Reading Group - Agents' Last Exam | SF Tech Events - GarysGuide

COMING UP

AI Engineer World Fair
Jun 29 - Jul 02

Reading Group - Agents' Last Exam

With Yiyou Sun (Postdoctoral Researcher, UC Berkeley), David (Xinyang) Han (PhD, UC Berkeley).

	Jun 29 (Mon) @ 04:00 PM FREE
	Venue, 101 Second St, SF

Join the Snorkel AI Reading Group, a recurring forum to explore the latest frontier developments in AI while building meaningful connections within the community.

In this afternoon session, Yiyou Sun & Xinyang Han, Postdoctoral Researchers at UC Berkeley, will cover their recent paper: Agents' Last Exam.

Agenda:

4 pm - doors open
4:30 pm - talk begins

Boba tea & other refreshments will be provided !

Among other things, you'll learn:

ALE is a benchmark designed to evaluate AI agents on long-horizon, economically valuable, real-world tasks with verifiable outcomes-developed in collaboration with 250+ industry experts & covering 1,000+ tasks across 55 subfields in 13 industry clusters.

Widely-used benchmarks lack sustained performance measurement on real, economically valuable workflows, creating a systematic gap between benchmark success & meaningful deployment across professional domains.
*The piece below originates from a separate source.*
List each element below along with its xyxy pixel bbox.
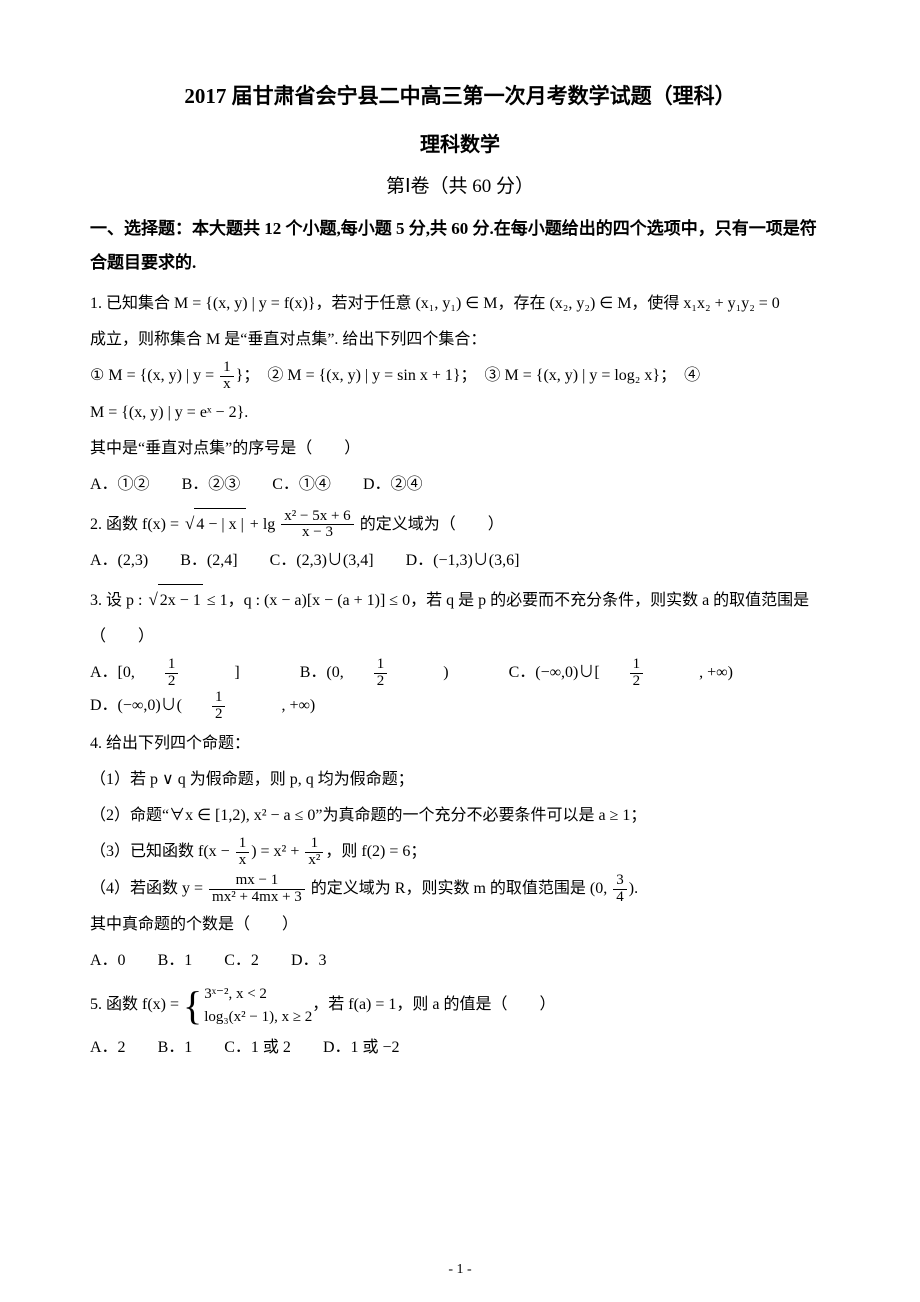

ALE grounds task coverage in O*NET / SOC 2018, the U.S. federal occupational taxonomy, ensuring systematic, reproducible coverage of non-physical job categories at scale.

The hardest task tier remains far from saturated-across mainstream harness & backbone configurations, the average full pass rate is just 2.6%, underscoring the substantial headroom that remains.

ALE's task pool grows continuously as new workflows & industries are onboarded, enabling longitudinal tracking of agent capabilities rather than one-time snapshot comparisons.

ALE is intended not merely as another leaderboard, but as an instrument for closing the gap between benchmark performance & GDP-relevant economic impact.

Agents' Last Exam is a collaboration between UC Berkeley's RDI (Center for Responsible Decentralized Intelligence), Snorkel AI, & 250+ industry experts across academia & industry.